Si d'autres cantons parviennent certes à être moins chers, aucun prisonnier n'est neutre du point de vue des coûts pour une collectivité. Il n'est pas acceptable qu'en fin de compte ce soit le contribuable, qui travaille dur et qui respecte scrupuleusement notre ordre juridique qui soit amené à régler seul toute l'addition. Il convient de remédier à cette situation injuste par des mesures qui garantissent que les frais seront aussi assumés par les criminels ou délinquants qui les ont engendrés.

Je propose par conséquent que chaque criminel ou délinquant qui n'est pas contribuable en Suisse participe également aux frais engendrés pour la collectivité par son comportement.
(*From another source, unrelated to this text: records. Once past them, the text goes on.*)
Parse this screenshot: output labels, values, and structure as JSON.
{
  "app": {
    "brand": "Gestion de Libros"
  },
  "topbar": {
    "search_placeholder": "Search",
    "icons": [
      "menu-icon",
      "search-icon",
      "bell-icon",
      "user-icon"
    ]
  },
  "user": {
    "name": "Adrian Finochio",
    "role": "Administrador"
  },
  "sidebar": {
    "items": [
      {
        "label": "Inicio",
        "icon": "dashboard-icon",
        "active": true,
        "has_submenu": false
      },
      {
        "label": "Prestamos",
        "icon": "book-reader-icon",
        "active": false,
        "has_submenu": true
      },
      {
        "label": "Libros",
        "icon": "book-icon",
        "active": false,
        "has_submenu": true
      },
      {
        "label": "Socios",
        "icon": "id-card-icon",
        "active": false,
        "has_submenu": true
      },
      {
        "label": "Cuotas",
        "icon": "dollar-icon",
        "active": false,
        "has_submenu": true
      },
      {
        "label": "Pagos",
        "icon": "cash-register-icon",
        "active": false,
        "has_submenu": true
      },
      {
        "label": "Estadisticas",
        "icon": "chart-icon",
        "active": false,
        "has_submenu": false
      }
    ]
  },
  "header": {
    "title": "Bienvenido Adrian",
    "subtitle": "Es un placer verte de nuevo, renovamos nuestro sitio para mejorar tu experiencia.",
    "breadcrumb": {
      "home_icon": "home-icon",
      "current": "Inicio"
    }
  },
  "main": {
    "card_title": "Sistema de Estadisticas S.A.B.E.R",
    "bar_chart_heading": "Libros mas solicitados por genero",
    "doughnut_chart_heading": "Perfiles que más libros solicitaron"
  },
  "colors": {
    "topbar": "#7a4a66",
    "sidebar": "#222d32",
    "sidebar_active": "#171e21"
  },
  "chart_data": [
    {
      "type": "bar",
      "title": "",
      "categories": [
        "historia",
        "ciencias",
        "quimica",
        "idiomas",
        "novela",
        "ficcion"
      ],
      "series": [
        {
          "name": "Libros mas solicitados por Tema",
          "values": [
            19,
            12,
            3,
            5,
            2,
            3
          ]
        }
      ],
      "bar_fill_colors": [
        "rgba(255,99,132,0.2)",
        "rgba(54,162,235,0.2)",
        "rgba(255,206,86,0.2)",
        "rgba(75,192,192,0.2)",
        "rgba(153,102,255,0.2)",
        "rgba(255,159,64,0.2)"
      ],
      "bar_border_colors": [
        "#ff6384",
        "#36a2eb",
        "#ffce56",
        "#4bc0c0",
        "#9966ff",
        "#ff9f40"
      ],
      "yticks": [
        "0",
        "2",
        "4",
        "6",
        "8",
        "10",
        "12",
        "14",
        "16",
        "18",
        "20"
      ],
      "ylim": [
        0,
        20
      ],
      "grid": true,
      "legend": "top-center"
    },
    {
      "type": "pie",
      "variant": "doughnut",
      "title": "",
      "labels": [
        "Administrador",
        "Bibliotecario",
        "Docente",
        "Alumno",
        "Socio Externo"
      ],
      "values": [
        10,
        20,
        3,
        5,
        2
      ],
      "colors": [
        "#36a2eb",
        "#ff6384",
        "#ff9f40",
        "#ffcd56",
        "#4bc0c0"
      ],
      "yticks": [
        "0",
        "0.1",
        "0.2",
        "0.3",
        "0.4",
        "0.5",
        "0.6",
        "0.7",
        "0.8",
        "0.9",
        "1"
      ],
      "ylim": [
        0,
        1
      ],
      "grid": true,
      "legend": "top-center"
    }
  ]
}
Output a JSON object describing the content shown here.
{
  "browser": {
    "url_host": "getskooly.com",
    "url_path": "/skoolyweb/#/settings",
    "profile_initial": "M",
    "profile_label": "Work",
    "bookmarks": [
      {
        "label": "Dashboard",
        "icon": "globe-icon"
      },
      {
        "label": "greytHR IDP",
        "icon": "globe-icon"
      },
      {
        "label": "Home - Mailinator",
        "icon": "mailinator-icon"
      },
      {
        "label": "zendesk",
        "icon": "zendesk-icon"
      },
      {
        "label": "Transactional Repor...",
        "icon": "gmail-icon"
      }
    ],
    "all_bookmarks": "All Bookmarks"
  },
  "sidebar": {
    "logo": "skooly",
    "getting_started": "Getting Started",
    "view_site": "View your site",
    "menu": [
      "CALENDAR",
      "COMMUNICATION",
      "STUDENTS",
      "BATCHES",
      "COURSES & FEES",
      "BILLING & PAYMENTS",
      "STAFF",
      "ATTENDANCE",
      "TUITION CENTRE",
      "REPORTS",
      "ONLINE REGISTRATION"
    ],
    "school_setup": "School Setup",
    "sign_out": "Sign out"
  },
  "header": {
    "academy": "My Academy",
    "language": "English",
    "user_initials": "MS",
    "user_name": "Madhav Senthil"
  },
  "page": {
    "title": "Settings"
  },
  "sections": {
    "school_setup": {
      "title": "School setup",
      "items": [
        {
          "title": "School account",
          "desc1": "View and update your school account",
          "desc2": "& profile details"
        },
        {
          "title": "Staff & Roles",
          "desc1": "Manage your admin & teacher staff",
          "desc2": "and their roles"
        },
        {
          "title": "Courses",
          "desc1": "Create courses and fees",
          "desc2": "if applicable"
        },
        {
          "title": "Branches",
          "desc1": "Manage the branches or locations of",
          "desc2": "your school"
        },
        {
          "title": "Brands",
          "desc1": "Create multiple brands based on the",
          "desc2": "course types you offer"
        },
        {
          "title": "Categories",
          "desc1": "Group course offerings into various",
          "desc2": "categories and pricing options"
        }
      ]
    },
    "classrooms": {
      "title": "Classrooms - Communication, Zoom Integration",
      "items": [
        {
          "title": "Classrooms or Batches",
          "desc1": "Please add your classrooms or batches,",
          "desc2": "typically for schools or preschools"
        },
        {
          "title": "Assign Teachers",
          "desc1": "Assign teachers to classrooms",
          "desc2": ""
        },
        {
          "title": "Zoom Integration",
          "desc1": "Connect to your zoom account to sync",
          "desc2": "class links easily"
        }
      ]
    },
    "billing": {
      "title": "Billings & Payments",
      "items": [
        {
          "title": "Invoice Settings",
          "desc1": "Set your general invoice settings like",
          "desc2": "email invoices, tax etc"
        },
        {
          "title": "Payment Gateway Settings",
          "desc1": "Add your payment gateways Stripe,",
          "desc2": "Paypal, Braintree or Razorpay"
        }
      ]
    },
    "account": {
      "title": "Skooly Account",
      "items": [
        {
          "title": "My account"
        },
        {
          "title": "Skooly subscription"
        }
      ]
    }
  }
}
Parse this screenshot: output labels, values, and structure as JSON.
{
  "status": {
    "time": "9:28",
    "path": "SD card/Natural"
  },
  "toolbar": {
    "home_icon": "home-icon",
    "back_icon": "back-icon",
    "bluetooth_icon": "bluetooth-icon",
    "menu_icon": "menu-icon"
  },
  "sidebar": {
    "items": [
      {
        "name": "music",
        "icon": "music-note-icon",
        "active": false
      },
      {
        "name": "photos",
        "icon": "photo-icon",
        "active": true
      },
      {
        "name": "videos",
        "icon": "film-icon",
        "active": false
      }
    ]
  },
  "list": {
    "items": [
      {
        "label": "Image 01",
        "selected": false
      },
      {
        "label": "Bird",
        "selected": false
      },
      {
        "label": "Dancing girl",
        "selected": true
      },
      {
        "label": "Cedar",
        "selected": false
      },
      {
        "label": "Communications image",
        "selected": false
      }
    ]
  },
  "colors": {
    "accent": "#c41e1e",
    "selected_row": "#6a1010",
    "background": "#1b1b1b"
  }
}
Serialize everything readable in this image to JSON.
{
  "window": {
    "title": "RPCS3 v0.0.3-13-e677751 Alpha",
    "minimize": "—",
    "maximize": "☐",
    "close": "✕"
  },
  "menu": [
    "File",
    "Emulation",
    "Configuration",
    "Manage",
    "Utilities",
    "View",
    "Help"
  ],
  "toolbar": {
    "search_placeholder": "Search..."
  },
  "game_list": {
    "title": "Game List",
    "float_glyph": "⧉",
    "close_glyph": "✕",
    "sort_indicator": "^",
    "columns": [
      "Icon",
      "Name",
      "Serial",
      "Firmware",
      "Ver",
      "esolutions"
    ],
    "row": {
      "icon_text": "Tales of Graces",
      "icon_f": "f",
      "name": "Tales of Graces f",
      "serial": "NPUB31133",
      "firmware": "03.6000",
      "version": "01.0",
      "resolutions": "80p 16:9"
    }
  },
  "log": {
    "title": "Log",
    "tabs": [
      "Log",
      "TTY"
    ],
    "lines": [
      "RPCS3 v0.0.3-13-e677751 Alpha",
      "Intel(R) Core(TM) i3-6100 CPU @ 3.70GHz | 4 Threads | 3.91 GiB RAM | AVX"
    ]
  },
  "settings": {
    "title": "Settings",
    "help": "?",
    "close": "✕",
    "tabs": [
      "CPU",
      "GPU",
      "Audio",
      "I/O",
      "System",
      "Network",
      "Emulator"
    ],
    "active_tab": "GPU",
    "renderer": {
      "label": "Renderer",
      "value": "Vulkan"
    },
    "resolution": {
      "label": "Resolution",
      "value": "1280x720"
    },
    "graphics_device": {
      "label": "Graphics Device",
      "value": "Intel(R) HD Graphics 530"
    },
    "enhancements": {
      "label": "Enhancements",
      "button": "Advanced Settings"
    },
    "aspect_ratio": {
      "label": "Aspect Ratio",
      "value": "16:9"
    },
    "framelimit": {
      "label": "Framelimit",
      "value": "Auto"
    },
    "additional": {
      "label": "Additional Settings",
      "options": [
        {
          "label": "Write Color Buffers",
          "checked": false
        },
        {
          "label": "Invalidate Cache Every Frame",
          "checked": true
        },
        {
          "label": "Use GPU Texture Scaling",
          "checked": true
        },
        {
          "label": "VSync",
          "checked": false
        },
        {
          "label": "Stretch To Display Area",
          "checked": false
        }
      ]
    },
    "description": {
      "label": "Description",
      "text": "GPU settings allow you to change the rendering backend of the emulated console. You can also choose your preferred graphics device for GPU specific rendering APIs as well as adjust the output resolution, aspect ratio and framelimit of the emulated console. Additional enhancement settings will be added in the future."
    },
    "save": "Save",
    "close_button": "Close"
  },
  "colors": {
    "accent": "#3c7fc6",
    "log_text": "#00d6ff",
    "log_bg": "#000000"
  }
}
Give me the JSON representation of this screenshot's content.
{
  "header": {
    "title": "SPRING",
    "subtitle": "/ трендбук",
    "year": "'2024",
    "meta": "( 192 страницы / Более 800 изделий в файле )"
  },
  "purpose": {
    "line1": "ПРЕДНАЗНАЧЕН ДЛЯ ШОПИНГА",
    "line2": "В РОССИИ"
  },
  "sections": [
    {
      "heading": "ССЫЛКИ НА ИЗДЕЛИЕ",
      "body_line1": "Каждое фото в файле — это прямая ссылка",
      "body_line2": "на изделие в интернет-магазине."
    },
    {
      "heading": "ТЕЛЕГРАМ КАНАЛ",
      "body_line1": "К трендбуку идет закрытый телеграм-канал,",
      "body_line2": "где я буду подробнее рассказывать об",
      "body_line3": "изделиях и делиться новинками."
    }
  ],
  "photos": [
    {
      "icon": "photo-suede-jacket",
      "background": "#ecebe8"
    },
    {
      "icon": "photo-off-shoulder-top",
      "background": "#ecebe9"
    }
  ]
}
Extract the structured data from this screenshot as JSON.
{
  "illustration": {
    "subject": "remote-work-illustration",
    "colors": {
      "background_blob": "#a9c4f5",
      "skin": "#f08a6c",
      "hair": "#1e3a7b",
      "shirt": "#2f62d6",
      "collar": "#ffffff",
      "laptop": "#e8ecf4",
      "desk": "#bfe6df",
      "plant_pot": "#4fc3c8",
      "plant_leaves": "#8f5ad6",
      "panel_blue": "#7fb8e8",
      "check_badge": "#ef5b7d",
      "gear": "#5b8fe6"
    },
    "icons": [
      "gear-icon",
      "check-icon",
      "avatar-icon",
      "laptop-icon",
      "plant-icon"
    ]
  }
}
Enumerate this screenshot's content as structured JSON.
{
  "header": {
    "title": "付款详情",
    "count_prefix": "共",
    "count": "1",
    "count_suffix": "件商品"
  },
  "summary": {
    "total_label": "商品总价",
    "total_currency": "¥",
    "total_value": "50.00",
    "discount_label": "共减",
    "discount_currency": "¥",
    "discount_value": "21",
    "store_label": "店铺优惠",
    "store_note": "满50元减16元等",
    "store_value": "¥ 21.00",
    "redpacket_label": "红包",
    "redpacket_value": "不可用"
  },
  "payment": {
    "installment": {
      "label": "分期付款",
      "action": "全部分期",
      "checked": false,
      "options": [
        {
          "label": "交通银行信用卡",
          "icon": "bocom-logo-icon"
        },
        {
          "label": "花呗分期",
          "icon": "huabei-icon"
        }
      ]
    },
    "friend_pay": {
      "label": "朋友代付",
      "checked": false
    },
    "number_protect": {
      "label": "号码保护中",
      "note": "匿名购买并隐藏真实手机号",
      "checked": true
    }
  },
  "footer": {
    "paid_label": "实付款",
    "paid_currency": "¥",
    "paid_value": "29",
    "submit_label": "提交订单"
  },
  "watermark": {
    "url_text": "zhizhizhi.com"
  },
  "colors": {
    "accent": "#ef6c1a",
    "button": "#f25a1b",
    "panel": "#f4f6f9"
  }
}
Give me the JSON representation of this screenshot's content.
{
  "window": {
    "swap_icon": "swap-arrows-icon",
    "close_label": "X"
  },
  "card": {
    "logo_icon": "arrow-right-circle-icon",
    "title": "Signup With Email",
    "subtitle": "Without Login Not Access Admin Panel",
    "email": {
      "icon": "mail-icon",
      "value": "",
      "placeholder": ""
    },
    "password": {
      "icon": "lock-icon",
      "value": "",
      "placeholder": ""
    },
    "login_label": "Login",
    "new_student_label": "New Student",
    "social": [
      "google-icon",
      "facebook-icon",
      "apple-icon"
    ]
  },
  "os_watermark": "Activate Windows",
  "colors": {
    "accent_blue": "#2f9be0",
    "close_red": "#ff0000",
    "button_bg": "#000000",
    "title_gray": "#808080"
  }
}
Il ne semble pas déraisonnable d'exiger le [PAGE 1972] paiement des frais de justice, ainsi qu'une participation forfaitaire de 150 francs par jour de détention, vu les coûts engendrés pour la société par les détenus.

Etant donné qu'une part importante des personnes condamnées qui ne sont pas contribuables dans notre pays affirment être indigentes ou dans l'impossibilité de régler les montants dus, elles devront s'acquitter d'une tâche d'intérêt général d'une valeur correspondant, pour la communauté des contribuables, aux frais de justice et à une participation aux frais de détention. En cas d'expulsion du criminel étranger, la tâche d'intérêt général se fera pendant l'exécution de la peine.

Je vous remercie dès lors de bien vouloir soutenir mon initiative parlementaire et de suivre la minorité Schwander qui demande d'y donner suite.